Gradually, my stepson started pushing the boundaries at home more and more.  Finding loopholes in my parental controls on his video games and phone, which he used to download apps he shouldn't have been looking at at 13, and open additional email addresses that he'd use to make more online profiles so that I couldn't monitor his activity.  When I found out, and brought it up to my now-ex, he said, and this is a quote, "You're too hard on him. [The boy] needs some room to breathe without you controlling his every move.  He wants to hang out with his friends, talk about girls...maybe smash a little pussie."  o.O  Yeah.  My ex thought it was perfectly acceptable for a 13 year old to be out having sex!  Of course, he also sent that to me when he was drunk, at the bar, instead of home, with his family.  Fucking mind-boggling.  And since I was in the role of "parent" and my ex was in the role of "friend so I can win over this kid and make everyone hate my soon-to-be-ex-wife," well, I lost.  Bigtime.
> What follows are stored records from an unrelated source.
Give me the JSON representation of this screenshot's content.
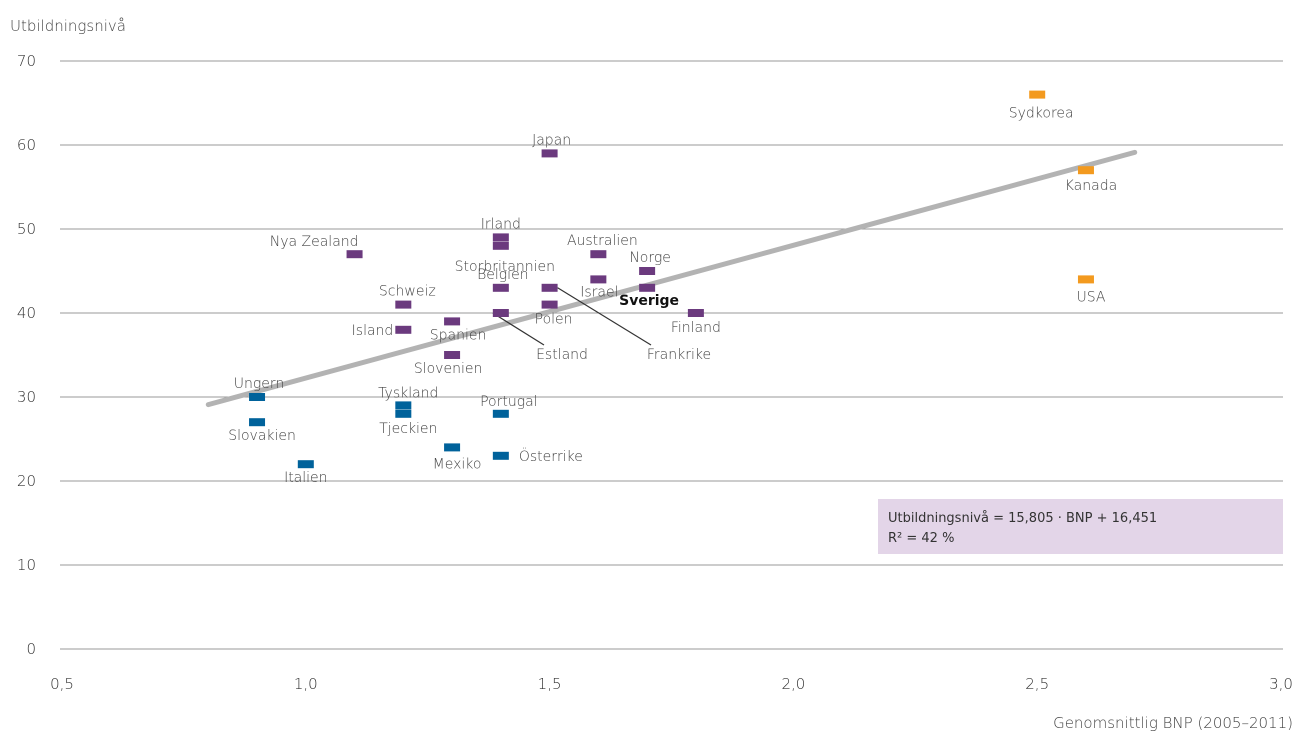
{
  "chart_data": {
    "type": "scatter",
    "ylabel": "Utbildningsnivå",
    "xlabel": "Genomsnittlig BNP (2005–2011)",
    "xlim": [
      0.5,
      3.0
    ],
    "ylim": [
      0,
      70
    ],
    "x_ticks": [
      "0,5",
      "1,0",
      "1,5",
      "2,0",
      "2,5",
      "3,0"
    ],
    "y_ticks": [
      "0",
      "10",
      "20",
      "30",
      "40",
      "50",
      "60",
      "70"
    ],
    "grid": "horizontal",
    "colors": {
      "blue": "#00629b",
      "purple": "#6b3a7e",
      "orange": "#f39a1f",
      "trend": "#b3b3b3",
      "box": "#e3d5e8"
    },
    "points": [
      {
        "label": "Sydkorea",
        "x": 2.5,
        "y": 66,
        "group": "orange"
      },
      {
        "label": "Kanada",
        "x": 2.6,
        "y": 57,
        "group": "orange"
      },
      {
        "label": "USA",
        "x": 2.6,
        "y": 44,
        "group": "orange"
      },
      {
        "label": "Japan",
        "x": 1.5,
        "y": 59,
        "group": "purple"
      },
      {
        "label": "Irland",
        "x": 1.4,
        "y": 49,
        "group": "purple"
      },
      {
        "label": "Storbritannien",
        "x": 1.4,
        "y": 48,
        "group": "purple"
      },
      {
        "label": "Nya Zealand",
        "x": 1.1,
        "y": 47,
        "group": "purple"
      },
      {
        "label": "Australien",
        "x": 1.6,
        "y": 47,
        "group": "purple"
      },
      {
        "label": "Norge",
        "x": 1.7,
        "y": 45,
        "group": "purple"
      },
      {
        "label": "Israel",
        "x": 1.6,
        "y": 44,
        "group": "purple"
      },
      {
        "label": "Belgien",
        "x": 1.4,
        "y": 43,
        "group": "purple"
      },
      {
        "label": "Frankrike",
        "x": 1.5,
        "y": 43,
        "group": "purple"
      },
      {
        "label": "Sverige",
        "x": 1.7,
        "y": 43,
        "group": "purple",
        "bold": true
      },
      {
        "label": "Schweiz",
        "x": 1.2,
        "y": 41,
        "group": "purple"
      },
      {
        "label": "Polen",
        "x": 1.5,
        "y": 41,
        "group": "purple"
      },
      {
        "label": "Estland",
        "x": 1.4,
        "y": 40,
        "group": "purple"
      },
      {
        "label": "Finland",
        "x": 1.8,
        "y": 40,
        "group": "purple"
      },
      {
        "label": "Spanien",
        "x": 1.3,
        "y": 39,
        "group": "purple"
      },
      {
        "label": "Island",
        "x": 1.2,
        "y": 38,
        "group": "purple"
      },
      {
        "label": "Slovenien",
        "x": 1.3,
        "y": 35,
        "group": "purple"
      },
      {
        "label": "Ungern",
        "x": 0.9,
        "y": 30,
        "group": "blue"
      },
      {
        "label": "Tyskland",
        "x": 1.2,
        "y": 29,
        "group": "blue"
      },
      {
        "label": "Tjeckien",
        "x": 1.2,
        "y": 28,
        "group": "blue"
      },
      {
        "label": "Portugal",
        "x": 1.4,
        "y": 28,
        "group": "blue"
      },
      {
        "label": "Slovakien",
        "x": 0.9,
        "y": 27,
        "group": "blue"
      },
      {
        "label": "Mexiko",
        "x": 1.3,
        "y": 24,
        "group": "blue"
      },
      {
        "label": "Österrike",
        "x": 1.4,
        "y": 23,
        "group": "blue"
      },
      {
        "label": "Italien",
        "x": 1.0,
        "y": 22,
        "group": "blue"
      }
    ],
    "trendline": {
      "slope": 15.805,
      "intercept": 16.451,
      "x_range": [
        0.8,
        2.7
      ]
    },
    "annotation": {
      "line1": "Utbildningsnivå = 15,805 · BNP + 16,451",
      "line2": "R² = 42 %"
    }
  }
}
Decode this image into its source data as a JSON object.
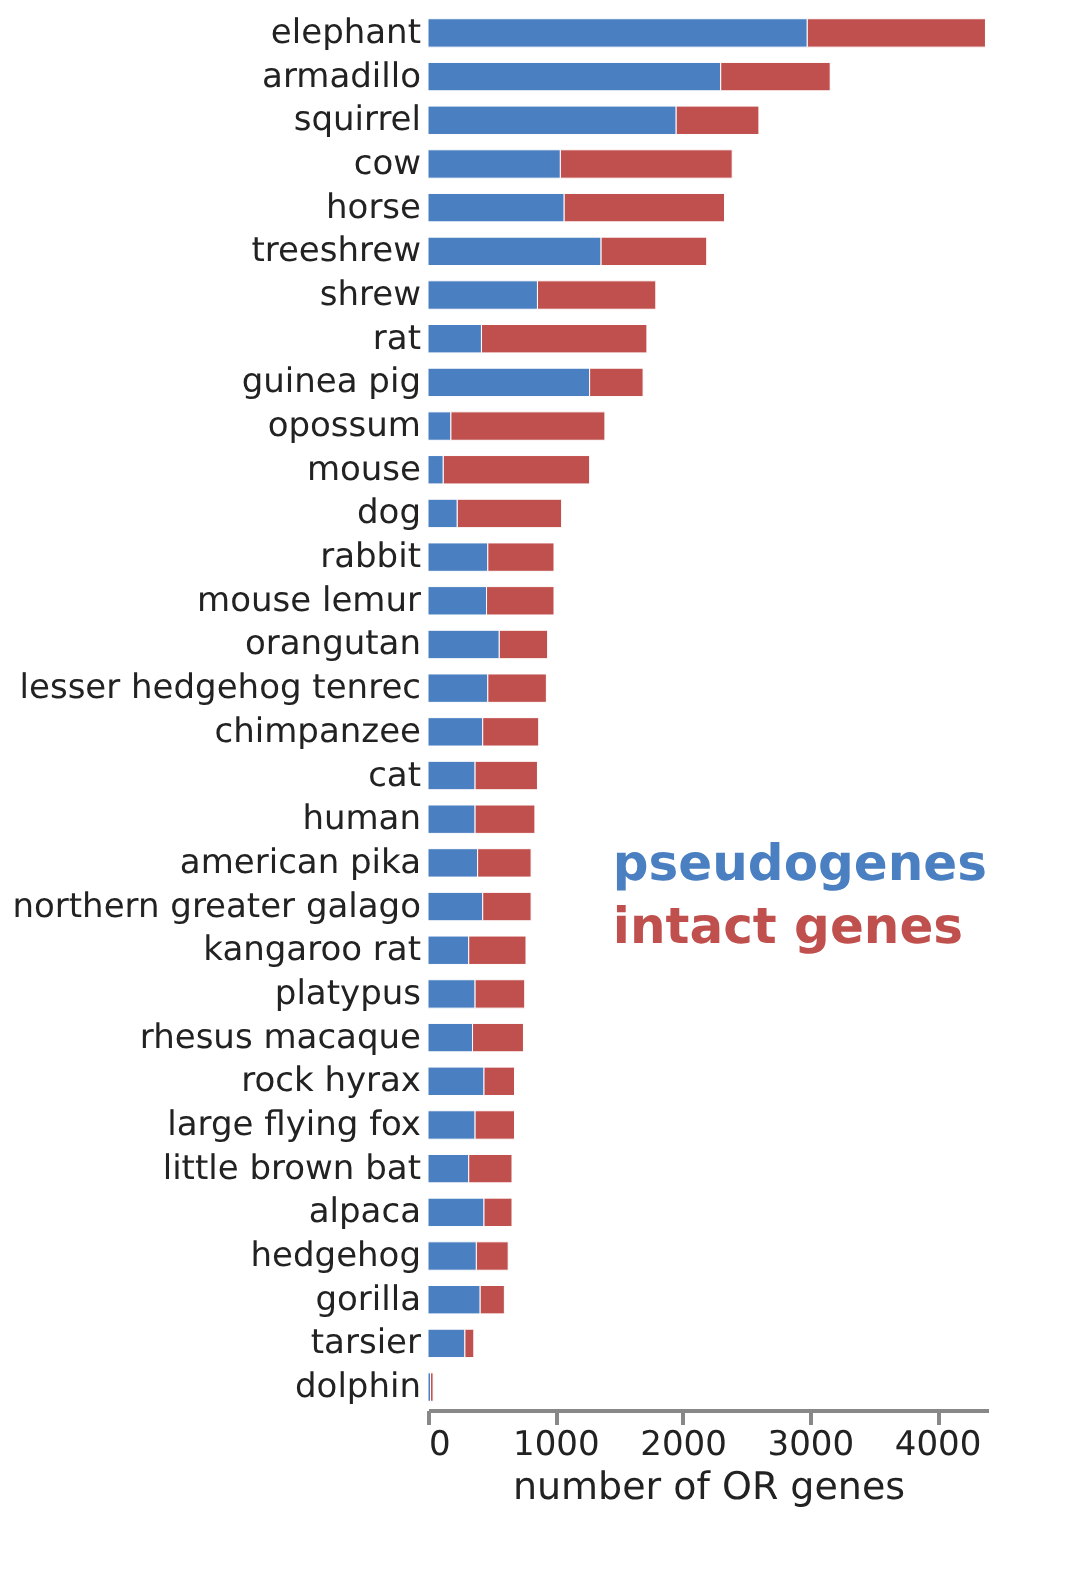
{
  "chart_data": {
    "type": "bar",
    "orientation": "horizontal",
    "stacked": true,
    "xlabel": "number of OR genes",
    "categories": [
      "elephant",
      "armadillo",
      "squirrel",
      "cow",
      "horse",
      "treeshrew",
      "shrew",
      "rat",
      "guinea pig",
      "opossum",
      "mouse",
      "dog",
      "rabbit",
      "mouse lemur",
      "orangutan",
      "lesser hedgehog tenrec",
      "chimpanzee",
      "cat",
      "human",
      "american pika",
      "northern greater galago",
      "kangaroo rat",
      "platypus",
      "rhesus macaque",
      "rock hyrax",
      "large flying fox",
      "little brown bat",
      "alpaca",
      "hedgehog",
      "gorilla",
      "tarsier",
      "dolphin"
    ],
    "series": [
      {
        "name": "pseudogenes",
        "color": "#4a7fc1",
        "values": [
          2980,
          2300,
          1950,
          1040,
          1070,
          1360,
          860,
          420,
          1270,
          180,
          120,
          230,
          470,
          460,
          560,
          470,
          430,
          370,
          370,
          390,
          430,
          320,
          370,
          350,
          440,
          370,
          320,
          440,
          380,
          410,
          290,
          20
        ]
      },
      {
        "name": "intact genes",
        "color": "#c0504d",
        "values": [
          1400,
          860,
          650,
          1350,
          1260,
          830,
          930,
          1300,
          420,
          1210,
          1150,
          820,
          520,
          530,
          380,
          460,
          440,
          490,
          470,
          420,
          380,
          450,
          390,
          400,
          240,
          310,
          340,
          220,
          250,
          190,
          70,
          20
        ]
      }
    ],
    "xlim": [
      0,
      4400
    ],
    "xticks": [
      0,
      1000,
      2000,
      3000,
      4000
    ],
    "grid": false,
    "legend": "right"
  }
}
I haven't had a real conversation that didn't include my stepson accusing me shortly of things I didn't do, demanding stuff from me, or saying I was ruining his little sister, in about 18 months.  The sweet kid I taught to tie his shoes, throw a football, catch a baseball, and played soccer with, turned to hate me.  His dad twisted his reality, made him a victim, sympathized with my stepson when he was frustrated with being parented, and turned my exasperated breaking points, which came on after several, calm requests, in to weak spots that showed just how "unhinged" I was deep down.

I did try and sue for custody of my stepson.  I, unsurprisingly, lost spectacularly because while I tried my best, I needed representation and I couldn't afford it.  My ex's alcohol abuse and mental instability had been questioned by the court, but because he hadn't gotten in legal trouble, it wasn't strongly considered.  Since it had been two years since my stepson's bio-mom had last had a boyfriend beat her up, and the Court really didn't care about her history and saw her as a poor victim of repeated domestic violence, but she was single and living with a long-time friend at the time, the Court thought she was reformed and fine.  I knew the burden of proof I was trying to meet was high, but I felt in my gut that as shitty as it felt to be doing what I was doing, and as incredibly stressful as it was, I had to try so that maybe someday my stepson will look back and realize how much I love him.

So now, the boy absolutely won't talk to me.  My ex insists it's the boy's decision, but really?  I'm pretty sure that if he were to reach out to me, or consider my point of view, not only would he face the wrath of his bio-parents for refusing to subscribe to their narrative that I'm crazy and controlling, but his view of the world would come crashing down.

Still, I'm really, really hopeful that someday he'll come around.  I've read a ton of books, and research studies, and listened to seminars, and podcasts, about parental alienation, it's causes, the methods used to encourage it, and how to handle it when you're a "targeted parent" and it's helped some.  But this is a long road.  It can take years for alienated kids to wake up.  So I'll keep sending the holiday presents that I do.  And keep occasionally sending a postcard or a text or a voicemail, just to say hi, and check in and leave him a message that says I love him.  Maybe one of these days they'll get through.

I'm so, so grateful for my daughter, and a majority of the time, my focus is on her.  She's an incredible gift, and I have primary custody of her now that my ex and I are completely divorced.  But I still miss "my" son and one day, I hope we'll all be reunited.